Both opponents and supporters predicted the case eventually will return to the Supreme Court for a conclusive ruling on the question at the heart of the case: In the name of protecting children, does the law restrict too much material that adults have the right to see or buy?
The Child Online Protection Act requires that operators of commercial Internet sites use credit cards or some form of adults-only screening system to ensure children cannot see material deemed harmful to them.
The law could mean six months in jail and $50,000 in fines for first-time violators and additional fines for repeat offenders. It has never been enforced and remains on hold.
Justice Department spokeswoman Barbara Comstock applauded the ruling, as far as it goes, and defended the law.
"As the Child Online Protection Act undergoes further review, the Justice Department will take all available steps to support the act and keep our nation's children safe from viewing the pornography for sale on the Internet," she said.
In the central holding of a complex decision, five justices found that the law's use of the formulation "contemporary community standards" does not by itself make the law unconstitutional.
The community-standards phrase refers to the measure for determining what is harmful to minors and is rooted in previous Supreme Court decisions governing treatment of traditional pornography, such as soft-porn magazines that could be wrapped in brown paper or otherwise kept from children.
The Philadelphia-based 3rd U.S. Circuit Court of Appeals had ruled the law probably was unconstitutional because of the reliance on community standards.
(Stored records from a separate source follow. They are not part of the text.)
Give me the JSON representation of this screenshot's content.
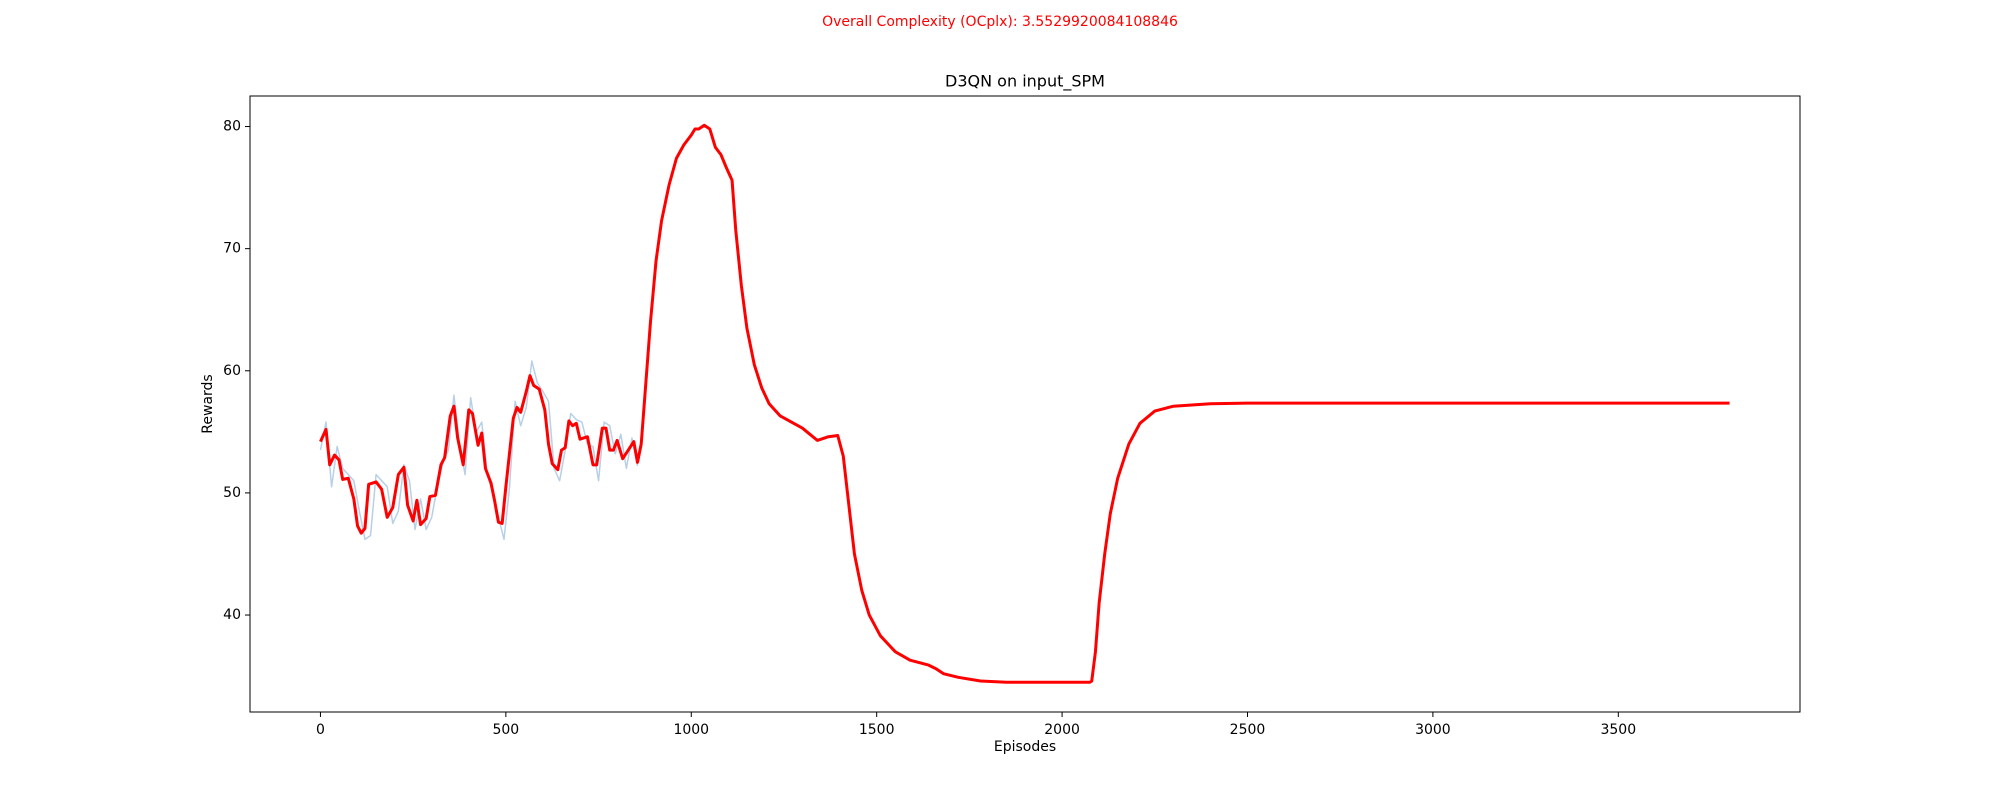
{
  "chart_data": {
    "type": "line",
    "suptitle": "Overall Complexity (OCplx): 3.5529920084108846",
    "title": "D3QN on input_SPM",
    "x_label": "Episodes",
    "y_label": "Rewards",
    "xlim": [
      -190,
      3990
    ],
    "ylim": [
      32.06,
      82.5
    ],
    "xticks": [
      0,
      500,
      1000,
      1500,
      2000,
      2500,
      3000,
      3500
    ],
    "yticks": [
      40,
      50,
      60,
      70,
      80
    ],
    "grid": false,
    "series": [
      {
        "color": "#b7d0e8",
        "x": [
          0,
          15,
          30,
          45,
          60,
          75,
          90,
          105,
          120,
          135,
          150,
          165,
          180,
          195,
          210,
          225,
          240,
          255,
          270,
          285,
          300,
          315,
          330,
          345,
          360,
          375,
          390,
          405,
          420,
          435,
          450,
          465,
          480,
          495,
          510,
          525,
          540,
          555,
          570,
          585,
          600,
          615,
          630,
          645,
          660,
          675,
          690,
          705,
          720,
          735,
          750,
          765,
          780,
          795,
          810,
          825,
          840,
          855
        ],
        "values": [
          53.5,
          55.8,
          50.5,
          53.8,
          52.0,
          51.5,
          51.0,
          48.5,
          46.2,
          46.5,
          51.5,
          51.0,
          50.5,
          47.5,
          48.5,
          52.3,
          51.0,
          47.0,
          49.5,
          47.0,
          48.0,
          50.5,
          52.5,
          53.5,
          58.0,
          54.0,
          51.5,
          57.8,
          55.0,
          55.8,
          51.5,
          50.0,
          48.0,
          46.2,
          50.5,
          57.5,
          55.5,
          57.0,
          60.8,
          59.0,
          58.3,
          57.5,
          52.0,
          51.0,
          53.5,
          56.5,
          56.0,
          55.8,
          54.0,
          53.8,
          51.0,
          55.8,
          55.5,
          53.2,
          54.8,
          52.0,
          54.5,
          52.2
        ]
      },
      {
        "color": "#ff0000",
        "x": [
          0,
          15,
          25,
          38,
          50,
          60,
          75,
          90,
          100,
          110,
          120,
          130,
          150,
          165,
          180,
          195,
          210,
          225,
          235,
          250,
          260,
          270,
          285,
          295,
          310,
          325,
          335,
          350,
          360,
          370,
          385,
          400,
          410,
          425,
          435,
          445,
          460,
          470,
          480,
          490,
          500,
          510,
          520,
          530,
          540,
          555,
          565,
          575,
          590,
          605,
          615,
          625,
          640,
          650,
          660,
          670,
          680,
          690,
          700,
          720,
          735,
          745,
          760,
          770,
          780,
          790,
          800,
          815,
          830,
          845,
          855,
          865,
          875,
          890,
          905,
          920,
          940,
          960,
          980,
          1000,
          1010,
          1020,
          1035,
          1050,
          1065,
          1080,
          1095,
          1110,
          1120,
          1135,
          1150,
          1170,
          1190,
          1210,
          1240,
          1270,
          1300,
          1320,
          1340,
          1370,
          1395,
          1410,
          1425,
          1440,
          1460,
          1480,
          1510,
          1550,
          1590,
          1640,
          1660,
          1680,
          1720,
          1780,
          1850,
          1950,
          2075,
          2080,
          2090,
          2100,
          2115,
          2130,
          2150,
          2180,
          2210,
          2250,
          2300,
          2400,
          2500,
          3000,
          3800
        ],
        "values": [
          54.2,
          55.2,
          52.3,
          53.1,
          52.7,
          51.1,
          51.2,
          49.5,
          47.3,
          46.7,
          47.1,
          50.7,
          50.9,
          50.3,
          48.0,
          48.8,
          51.5,
          52.1,
          49.0,
          47.7,
          49.4,
          47.4,
          47.9,
          49.7,
          49.8,
          52.3,
          52.9,
          56.3,
          57.1,
          54.5,
          52.3,
          56.8,
          56.5,
          53.9,
          54.9,
          52.0,
          50.8,
          49.3,
          47.6,
          47.5,
          50.5,
          53.3,
          56.1,
          57.0,
          56.6,
          58.3,
          59.6,
          58.8,
          58.5,
          56.8,
          54.0,
          52.4,
          51.9,
          53.5,
          53.7,
          55.9,
          55.5,
          55.7,
          54.4,
          54.6,
          52.3,
          52.3,
          55.3,
          55.3,
          53.5,
          53.5,
          54.3,
          52.8,
          53.5,
          54.2,
          52.5,
          54.0,
          58,
          64,
          69,
          72.3,
          75.2,
          77.4,
          78.5,
          79.3,
          79.8,
          79.8,
          80.1,
          79.8,
          78.3,
          77.7,
          76.6,
          75.6,
          71.5,
          67,
          63.5,
          60.5,
          58.6,
          57.3,
          56.3,
          55.8,
          55.3,
          54.8,
          54.3,
          54.6,
          54.7,
          53,
          49,
          45,
          42,
          40,
          38.3,
          37,
          36.3,
          35.9,
          35.6,
          35.2,
          34.9,
          34.6,
          34.5,
          34.5,
          34.5,
          34.6,
          37,
          41,
          45,
          48.3,
          51.2,
          54,
          55.7,
          56.7,
          57.1,
          57.3,
          57.35,
          57.35,
          57.35
        ]
      }
    ]
  }
}
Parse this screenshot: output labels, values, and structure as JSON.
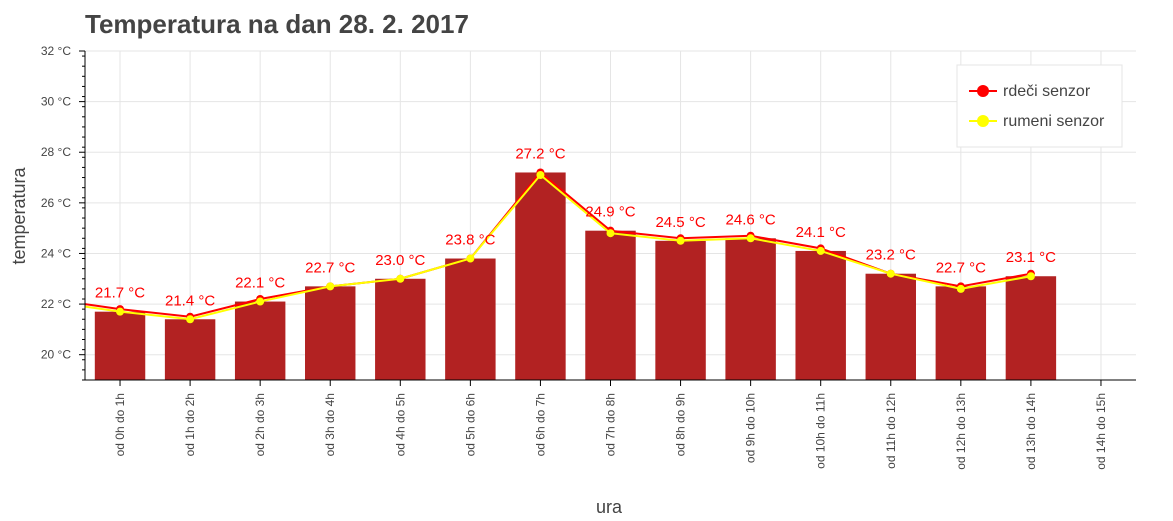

The court barred the law from taking effect on those grounds alone, without taking up a federal judge's finding that the law had other, much broader constitutional problems.
The Justice Department appealed to the Supreme Court, arguing that the law was necessary to shield children from the growing amount of dangerous or inappropriate material available with the click of a mouse.
The ACLU, Web site operators, publishers and others complained that a community standard is an unworkable idea on the freewheeling, global Internet. That kind of shifting standard would effectively give a heckler's veto to the most conservative dot on the U.S. map, the law's opponents argued.
Eight of the nine Supreme Court justices agreed to send the case back to the appeals court, although they differed in their reasons. Only Justice John Paul Stevens dissented in full.
"In the context of the Internet, ... community standards become a sword, rather than a shield," Stevens wrote.
The law was written to replace a 1996 statute, the Communications Decency Act, which the Supreme Court unanimously struck down as unconstitutional in 1997.
That law was so broad that it covered pornographic material that adults have the right to see, as well as non-pornographic sexual material, the high court said.
Congress tried again a year later, and civil liberties groups challenged it on the same First Amendment grounds the high court found persuasive before.